Ce produit fait aussi l’objet d’un usage détourné en raison de ses propriétés euphorisantes et des rires incontrôlables qu’il tend à déclencher à certaines doses, d’où son appellation de gaz hilarant. Dans cet usage, le produit est généralement expulsé dans un ballon de baudruche avant d’être aspiré. L’euphorie survient très rapidement et ne dure qu’une ou deux minutes. Elle s’accompagne de distorsions visuelles et auditives ainsi que d’une sensation de chaleur au niveau de la tête. Le corps semble lourd et les muscles sont temporairement affaiblis. A forte dose, il engendre un effet dissociatif (indifférence par rapport aux stimulations corporelles) et peut provoquer des vertiges, voire des nausées et des vomissements.
La consommation de protoxyde d’azote peut entraîner, comme toute substance psychoactive, des effets indésirables et des dommages. Ils proviennent non seulement du produit (quantité consommée, modalité et fréquence de consommation…), mais aussi des caractéristiques individuelles de l’usager (état de santé, vulnérabilités psychosociales, etc.). Enfin, le contexte de consommation est également un élément clé et souvent sous-estimé des conséquences de l’usage de substances psychoactives (Dalgarno & Shewan, 2005 (1)).

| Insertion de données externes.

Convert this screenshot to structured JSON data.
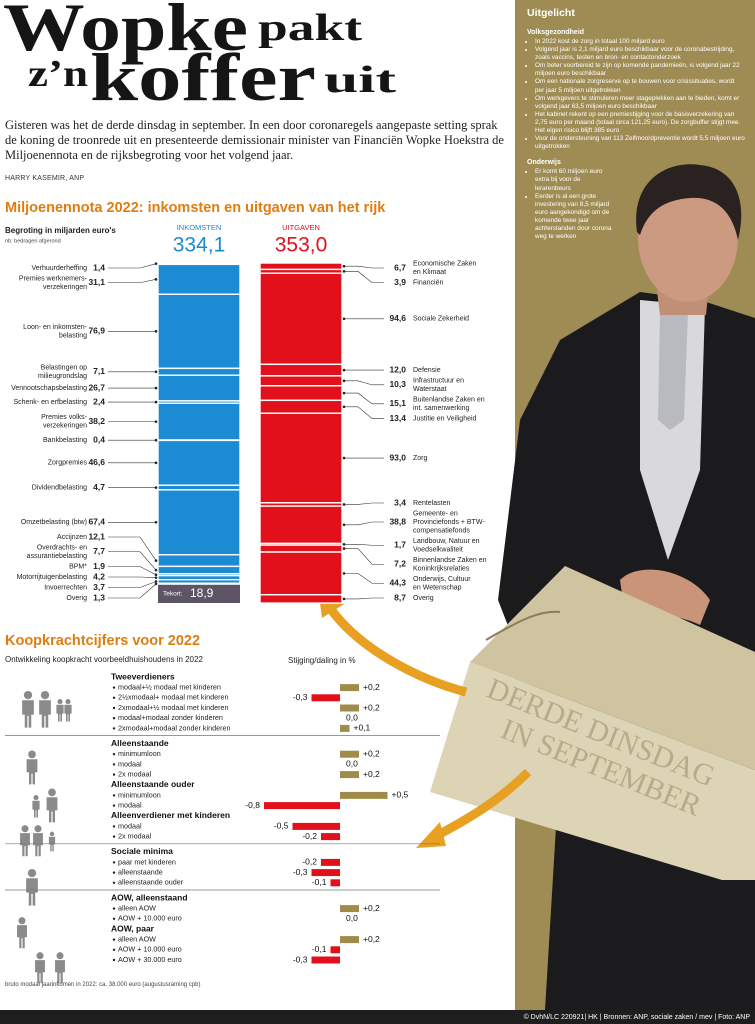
{
  "header": {
    "title": [
      "Wopke",
      "pakt",
      "z’n",
      "koffer",
      "uit"
    ],
    "intro": "Gisteren was het de derde dinsdag in september. In een door coronaregels aangepaste setting sprak de koning de troonrede uit en presenteerde demissionair minister van Financiën Wopke Hoekstra de Miljoenennota en de rijksbegroting voor het volgend jaar.",
    "byline": "HARRY KASEMIR, ANP"
  },
  "chart_data": [
    {
      "type": "budget-columns",
      "title": "Miljoenennota 2022: inkomsten en uitgaven van het rijk",
      "subtitle": "Begroting in miljarden euro's",
      "note": "nb: bedragen afgerond",
      "series": [
        {
          "name": "INKOMSTEN",
          "color": "#1b8bd3",
          "total": 334.1,
          "total_label": "334,1",
          "categories": [
            [
              "Verhuurderheffing"
            ],
            [
              "Premies werknemers-",
              "verzekeringen"
            ],
            [
              "Loon- en inkomsten-",
              "belasting"
            ],
            [
              "Belastingen op",
              "milieugrondslag"
            ],
            [
              "Vennootschapsbelasting"
            ],
            [
              "Schenk- en erfbelasting"
            ],
            [
              "Premies volks-",
              "verzekeringen"
            ],
            [
              "Bankbelasting"
            ],
            [
              "Zorgpremies"
            ],
            [
              "Dividendbelasting"
            ],
            [
              "Omzetbelasting (btw)"
            ],
            [
              "Accijnzen"
            ],
            [
              "Overdrachts- en",
              "assurantiebelasting"
            ],
            [
              "BPM*"
            ],
            [
              "Motorrijtuigenbelasting"
            ],
            [
              "Invoerrechten"
            ],
            [
              "Overig"
            ]
          ],
          "values": [
            1.4,
            31.1,
            76.9,
            7.1,
            26.7,
            2.4,
            38.2,
            0.4,
            46.6,
            4.7,
            67.4,
            12.1,
            7.7,
            1.9,
            4.2,
            3.7,
            1.3
          ],
          "value_labels": [
            "1,4",
            "31,1",
            "76,9",
            "7,1",
            "26,7",
            "2,4",
            "38,2",
            "0,4",
            "46,6",
            "4,7",
            "67,4",
            "12,1",
            "7,7",
            "1,9",
            "4,2",
            "3,7",
            "1,3"
          ]
        },
        {
          "name": "UITGAVEN",
          "color": "#e2101b",
          "total": 353.0,
          "total_label": "353,0",
          "categories": [
            [
              "Economische Zaken",
              "en Klimaat"
            ],
            [
              "Financiën"
            ],
            [
              "Sociale Zekerheid"
            ],
            [
              "Defensie"
            ],
            [
              "Infrastructuur en",
              "Waterstaat"
            ],
            [
              "Buitenlandse Zaken en",
              "int. samenwerking"
            ],
            [
              "Justitie en Veiligheid"
            ],
            [
              "Zorg"
            ],
            [
              "Rentelasten"
            ],
            [
              "Gemeente- en",
              "Provinciefonds + BTW-",
              "compensatiefonds"
            ],
            [
              "Landbouw, Natuur en",
              "Voedselkwaliteit"
            ],
            [
              "Binnenlandse Zaken en",
              "Koninkrijksrelaties"
            ],
            [
              "Onderwijs, Cultuur",
              "en Wetenschap"
            ],
            [
              "Overig"
            ]
          ],
          "values": [
            6.7,
            3.9,
            94.6,
            12.0,
            10.3,
            15.1,
            13.4,
            93.0,
            3.4,
            38.8,
            1.7,
            7.2,
            44.3,
            8.7
          ],
          "value_labels": [
            "6,7",
            "3,9",
            "94,6",
            "12,0",
            "10,3",
            "15,1",
            "13,4",
            "93,0",
            "3,4",
            "38,8",
            "1,7",
            "7,2",
            "44,3",
            "8,7"
          ]
        }
      ],
      "deficit": {
        "name": "Tekort:",
        "value": 18.9,
        "value_label": "18,9",
        "color": "#5d5566"
      }
    },
    {
      "type": "bar",
      "orientation": "horizontal",
      "title": "Koopkrachtcijfers voor 2022",
      "subtitle": "Ontwikkeling koopkracht voorbeeldhuishoudens in 2022",
      "value_axis_label": "Stijging/daling in %",
      "positive_color": "#a08c4a",
      "negative_color": "#e2101b",
      "note": "bruto modaal jaarinkomen in 2022: ca. 38.000 euro (augustusraming cpb)",
      "sections": [
        {
          "groups": [
            {
              "name": "Tweeverdieners",
              "categories": [
                "modaal+½ modaal met kinderen",
                "2½xmodaal+ modaal met kinderen",
                "2xmodaal+½ modaal met kinderen",
                "modaal+modaal zonder kinderen",
                "2xmodaal+modaal zonder kinderen"
              ],
              "values": [
                0.2,
                -0.3,
                0.2,
                0.0,
                0.1
              ],
              "value_labels": [
                "+0,2",
                "-0,3",
                "+0,2",
                "0,0",
                "+0,1"
              ]
            }
          ]
        },
        {
          "groups": [
            {
              "name": "Alleenstaande",
              "categories": [
                "minimumloon",
                "modaal",
                "2x modaal"
              ],
              "values": [
                0.2,
                0.0,
                0.2
              ],
              "value_labels": [
                "+0,2",
                "0,0",
                "+0,2"
              ]
            },
            {
              "name": "Alleenstaande ouder",
              "categories": [
                "minimumloon",
                "modaal"
              ],
              "values": [
                0.5,
                -0.8
              ],
              "value_labels": [
                "+0,5",
                "-0,8"
              ]
            },
            {
              "name": "Alleenverdiener met kinderen",
              "categories": [
                "modaal",
                "2x modaal"
              ],
              "values": [
                -0.5,
                -0.2
              ],
              "value_labels": [
                "-0,5",
                "-0,2"
              ]
            }
          ]
        },
        {
          "groups": [
            {
              "name": "Sociale minima",
              "categories": [
                "paar met kinderen",
                "alleenstaande",
                "alleenstaande ouder"
              ],
              "values": [
                -0.2,
                -0.3,
                -0.1
              ],
              "value_labels": [
                "-0,2",
                "-0,3",
                "-0,1"
              ]
            }
          ]
        },
        {
          "groups": [
            {
              "name": "AOW, alleenstaand",
              "categories": [
                "alleen AOW",
                "AOW + 10.000 euro"
              ],
              "values": [
                0.2,
                0.0
              ],
              "value_labels": [
                "+0,2",
                "0,0"
              ]
            },
            {
              "name": "AOW, paar",
              "categories": [
                "alleen AOW",
                "AOW + 10.000 euro",
                "AOW + 30.000 euro"
              ],
              "values": [
                0.2,
                -0.1,
                -0.3
              ],
              "value_labels": [
                "+0,2",
                "-0,1",
                "-0,3"
              ]
            }
          ]
        }
      ]
    }
  ],
  "sidebar": {
    "title": "Uitgelicht",
    "sections": [
      {
        "heading": "Volksgezondheid",
        "items": [
          "In 2022 kost de zorg in totaal 100 miljard euro",
          "Volgend jaar is 2,1 miljard euro beschikbaar voor de coronabestrijding, zoals vaccins, testen en bron- en contactonderzoek",
          "Om beter voorbereid te zijn op komende pandemieën, is volgend jaar 22 miljoen euro beschikbaar",
          "Om een nationale zorgreserve op te bouwen voor crisissituaties, wordt per jaar 5 miljoen uitgetrokken",
          "Om werkgevers te stimuleren meer stageplekken aan te bieden, komt er volgend jaar 63,5 miljoen euro beschikbaar",
          "Het kabinet rekent op een premiestijging voor de basisverzekering van 2,75 euro per maand (totaal circa 121,25 euro). De zorgbuffer stijgt mee. Het eigen risico blijft 385 euro",
          "Voor de ondersteuning van 113 Zelfmoordpreventie wordt 5,5 miljoen euro uitgetrokken"
        ]
      },
      {
        "heading": "Onderwijs",
        "items": [
          "Er komt 60 miljoen euro extra bij voor de lerarenbeurs",
          "Eerder is al een grote investering van 8,5 miljard euro aangekondigd om de komende twee jaar achterstanden door corona weg te werken"
        ]
      }
    ]
  },
  "photo": {
    "case_text": [
      "DERDE DINSDAG",
      "IN SEPTEMBER"
    ]
  },
  "footer": "© DvhN/LC 220921| HK | Bronnen: ANP, sociale zaken / mev | Foto: ANP"
}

Différentes publications attestent de l’innocuité relative de ce produit lors d’un usage médical qui respecte certaines contre-indications (voir Clarck & Brunick, 2015 (2)). Les complications liées à l’usage récréatif sont rares, y compris dans les pays où ce produit bénéficie d’une forte popularité (van Amsterdam, Nabben & van den Brink, 2015 (3)). Néanmoins, des accidents, des intoxications sérieuses ainsi que des décès peuvent survenir en cas de chute, d’œdème pulmonaire, d’hypoxie (4) ou d’arrêt cardiaque. A ce jour, aucun décès lié à l’usage de ce produit ne semble avoir été recensé sur le territoire belge (5). En revanche, quelques décès sont survenus ces dernières années dans nos pays voisins (France et Pays-Bas) et plusieurs dizaines au Royaume-Uni, où le produit a bénéficié d’une grande popularité.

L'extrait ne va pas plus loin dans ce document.